The state also contends that appellant opened the door to this line of questioning by seeking to discredit M.P.  A defendant cannot legitimately complain about the state eliciting information from a witness when the defendant elicited similar information during his examination.  See State v. Cermak, 365 N.W.2d 243, 247-48 (Minn. 1985) (stating where a defendant tried to cast doubt on the police methods used during a child-sexual-abuse investigation and suggested that the children were coached into making false statements, the state was allowed to introduce hearsay evidence in order to provide additional information to the jury about the investigation); State v. McDaniel, 534 N.W.2d 290, 293 (Minn. App. 1995) (holding where a defendant questions witnesses about their gang affiliations, the state is allowed to question a defendant about his affiliations), review denied (Minn. Sept. 20, 1995); Marshall v. State, 395 N.W.2d 362, 366 (Minn.
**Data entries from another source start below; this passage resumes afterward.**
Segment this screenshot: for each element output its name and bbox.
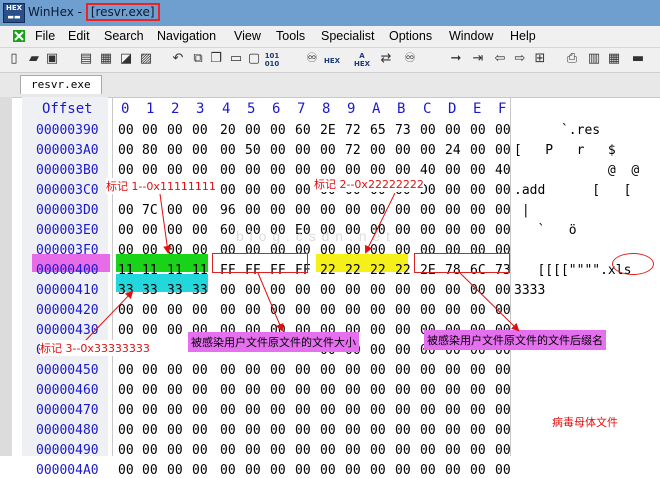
hex-byte[interactable]: 00 xyxy=(495,463,511,478)
hex-byte[interactable]: 00 xyxy=(320,463,336,478)
hex-byte[interactable]: 00 xyxy=(220,463,236,478)
size-arrow xyxy=(257,272,284,332)
hex-byte[interactable]: 00 xyxy=(118,463,134,478)
hex-byte[interactable]: 00 xyxy=(395,463,411,478)
mark3-arrow xyxy=(85,290,134,341)
ext-arrow xyxy=(459,272,520,332)
mark1-arrow xyxy=(159,193,172,254)
hex-byte[interactable]: 00 xyxy=(420,463,436,478)
hex-byte[interactable]: 00 xyxy=(270,463,286,478)
hex-byte[interactable]: 00 xyxy=(345,463,361,478)
annotation-arrows xyxy=(85,192,520,341)
mark2-arrow xyxy=(365,192,396,254)
hex-byte[interactable]: 00 xyxy=(142,463,158,478)
hex-byte[interactable]: 00 xyxy=(470,463,486,478)
hex-byte[interactable]: 00 xyxy=(370,463,386,478)
hex-byte[interactable]: 00 xyxy=(295,463,311,478)
row-offset[interactable]: 000004A0 xyxy=(36,463,99,478)
hex-byte[interactable]: 00 xyxy=(445,463,461,478)
hex-byte[interactable]: 00 xyxy=(167,463,183,478)
hex-byte[interactable]: 00 xyxy=(192,463,208,478)
hex-byte[interactable]: 00 xyxy=(245,463,261,478)
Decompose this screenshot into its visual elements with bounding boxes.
App. 1986) (holding where a defendant brings up past convictions in order to establish his credibility, he cannot later claim the district court erred in allowing the convictions into evidence),  review denied (Minn. Dec 17, 1986). 

While the record presents conflicting evidence as to whether M.P. was frightened of appellant, or worried about a potential arrest for felon in possession of a firearm, or both, appellant’s inquiry at trial as to whether M.P. was frightened goes to M.P.’s state of mind and has no bearing on the contents of the tip itself.  Put more directly, appellant never opened the door to allowing the state to question Omodt about the actual content of the informant’s tip. 

A police officer can testify about the existence of an informant’s tip simply to show why the officer was investigating a particular suspect, but the state may not use such evidence to prove a defendant’s guilt.  State v. Purdy,278 Minn. 133, 147, 153 N.W.2d 254, 263 (1967).  But allowing Omodt to testify that M.P. was frightened of appellant or of a felon-in-possession charge and that appellant had a gun was error because the district court improperly allowed the state to disclose the contents of the tip. 

We turn next to the issue of whether the improper admission of this testimony was harmless error.  “[A]ppellate courts must look to the basis on which the jury rested its verdict and determine what effect the error had on the actual verdict.”  State v. Jones, 556 N.W.2d 903, 910 (Minn. 1996) (citation omitted).  In completing a harmless-error-impact analysis, the inquiry is not whether the jury could have convicted the defendant without the error, but rather what effect the error had on the jury’s verdict.  State v. King, 622 N.W.2d 800, 811 (Minn. 2001).  In particular, we ask “whether the jury’s verdict is ‘surely unattributable’ to [the error].”  Id. (quoting State v. Juarez, 572 N.W.2d 286, 292 (Minn. 1997)).

During the state’s cross-examination, Omodt testified that M.P. provided a description of appellant and that M.P. was frightened.  But while the jury may have been unclear as to whether the informant was frightened of appellant or the possibility of a felon-in-possession charge, in either case this information adds little to what the jury already knew.  The jury already knew Bautista had been given a description of the suspect and that appellant met that description.  The jury learned that M.P. was frightened for undisclosed reasons.  The jury also knew that M.P. was at a treatment facility, but the record is not entirely clear that appellant was also enrolled in the program.  Omodt was improperly allowed to testify that M.P. told him a man named “Troy” possessed a gun.  But the impact of this testimony is offset by the fact that Bautista saw appellant holding a gun.  The officer also saw appellant place the gun in the location from which the police ultimately seized it.  Given these facts, and that appellant was in possession of the gun when he was arrested, we conclude that the admission of the contents of the informant’s tip was harmless error.